In the 1970s, the experiments of E.A.T.,[6] accompanied by system aesthetics,[7] found less anthropocentric representations that gave room to light, wind, vibrations (Hans Haacke, Michael Asher, Robert Rauschenberg, John Cage) and other components, where the work is considered within a set of relations with the environment. It was the time of cybernetics, of a non-organic life of things that subsequently inspired the complex systems of Pierre Huyghe and the artificial simulations of Grégory Chatonsky.

Generating possibilities
An aesthetic of the possible moves the work away from reception problems in order to concentrate on its movements. It will not be so much a matter of understanding in what sense the piece is beautiful, sublime or a vehicle of ideas, but rather how it is generative of forms. How did the skin change in Perfect Skin XI? How did the colors of Ivory Dampers develop?

Seeing the work as a chain of relations echoes the anthropologies of relation developed by Philippe Descola and Anna Tsing, the hybrid philosophies of Donna Haraway, Baptiste Morizot and Emanuele Coccia, the metaphysics of Tristan Garcia: each approach moves away from a naturalist vision (nature is the unified field of the nonhuman, and the human is an exception) and never considers an entity alone, but always within a field of relations, an environment that retroacts.

Getting away from “the objectivization of the world and of others”[8] proceeds by means of representations that are less stable and unified, more precarious.

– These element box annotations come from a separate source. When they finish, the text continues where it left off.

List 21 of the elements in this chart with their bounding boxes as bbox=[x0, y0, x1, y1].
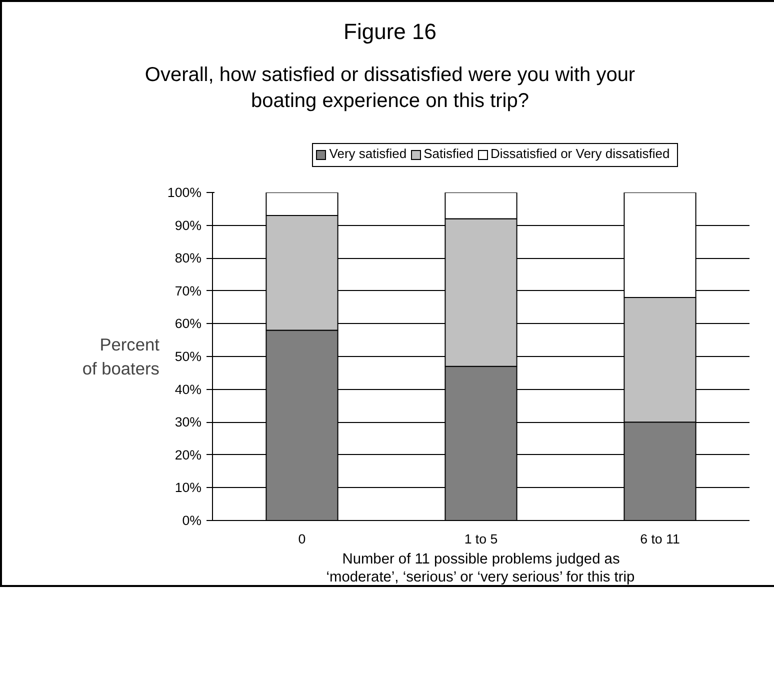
x-tick-label: 1 to 5 bbox=[464, 532, 498, 547]
y-tick-label: 60% bbox=[174, 316, 202, 332]
y-tick-label: 90% bbox=[174, 218, 202, 234]
chart-subtitle: Overall, how satisfied or dissatisfied were you with your boating experience on this trip? bbox=[144, 63, 636, 114]
legend-label: Dissatisfied or Very dissatisfied bbox=[490, 145, 670, 164]
y-tick-label: 20% bbox=[174, 448, 202, 463]
legend-label: Very satisfied bbox=[328, 145, 407, 164]
y-tick-label: 70% bbox=[174, 284, 202, 299]
y-tick-label: 30% bbox=[174, 414, 202, 430]
y-tick-label: 50% bbox=[174, 349, 202, 364]
y-tick-label: 10% bbox=[174, 480, 202, 496]
y-axis-title: Percent of boaters bbox=[82, 334, 160, 379]
y-tick-label: 100% bbox=[167, 185, 202, 200]
legend-label: Satisfied bbox=[422, 145, 474, 164]
chart-title: Figure 16 bbox=[344, 18, 436, 46]
x-tick-label: 0 bbox=[298, 532, 306, 547]
y-tick-label: 0% bbox=[182, 513, 202, 528]
y-tick-label: 80% bbox=[174, 250, 202, 266]
y-tick-label: 40% bbox=[174, 382, 202, 398]
x-axis-title: Number of 11 possible problems judged as ‘moderate’, ‘serious’ or ‘very serious’ for this trip bbox=[326, 552, 635, 586]
x-tick-label: 6 to 11 bbox=[640, 532, 680, 547]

The works that generate possible populate a low-intensity world. But one must not be mistaken about it, mass extinction does not concern all life on earth, just some of the living beings. As James Lovelock explains in Gaia: A New Look at Life on Earth,[9] life is a force that very few speculative scenarios can get the better of. The forms of the possible can help us listen to it.


Translation is a key methodological work of philosopher Bruno Latour. See Bruno Latour, Nous n’avons jamais été modernes, essai d’anthropologie symétrique (Paris: Éditions La Découverte, 1991).

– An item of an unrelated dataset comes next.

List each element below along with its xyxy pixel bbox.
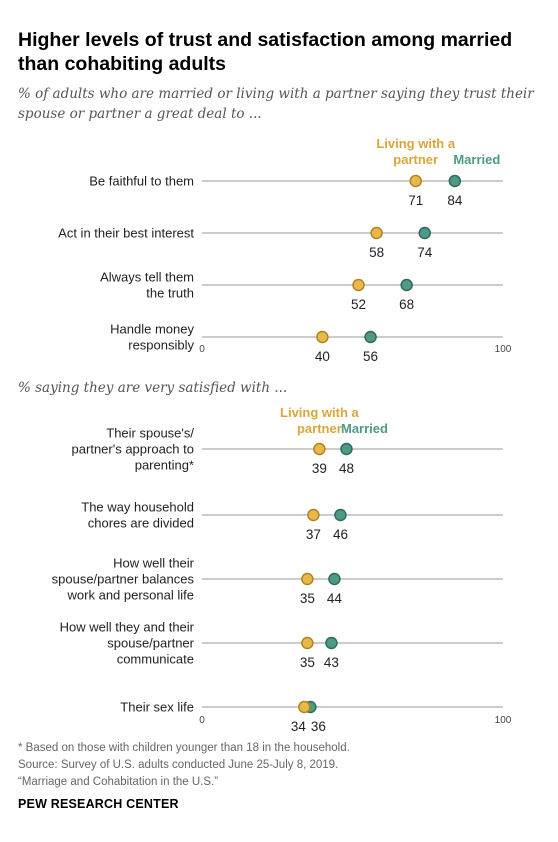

Ruba Katrib, “Molecular Sculpture,” Art in America, 22 August 2017 and Nicolas Bourriaud (ed.), Crash Test, la révolution moléculaire (Montpellier: La Panacée, 2018).


Jacques Scherer, “Le Livre” de Mallarmé. Premières recherches sur des documents inédits (Paris: Gallimard, 1957).


Yve-Alain Bois, Rosalind Krauss, L’informe: mode d’emploi (Paris: Centre Georges Pompidou, 1996).


With other artists like Lucio Fontana, Robert Rauschenberg, Alberto Burri.


Experiments in Art and Technology (E.A.T.) founded by engineers Billy Klüver and Fred Waldhauer with artists Robert Rauschenberg and Robert Whitman.


Jack Burnham, “Systems Esthetics,” Artforum, September 1968, pp. 30-35.


Philippe Descola, Par-delà nature et culture (Paris: Gallimard, 2005), p. 13.


James Lovelock, Gaia: A New Look at Life on Earth (Oxford: Oxford University Press, 1979).

CURA.35 FW20-21

FLORA KATZ is an art critic, curator, and Ph.D. student at Université Paris 1 La Sorbonne. Her research is dedicated to French artist Pierre Huyghe. She was a resident at Fondation Luma in 2020. Her next exhibition, Life to Itself, will take place at CIAP Vassivière (France) in 2021.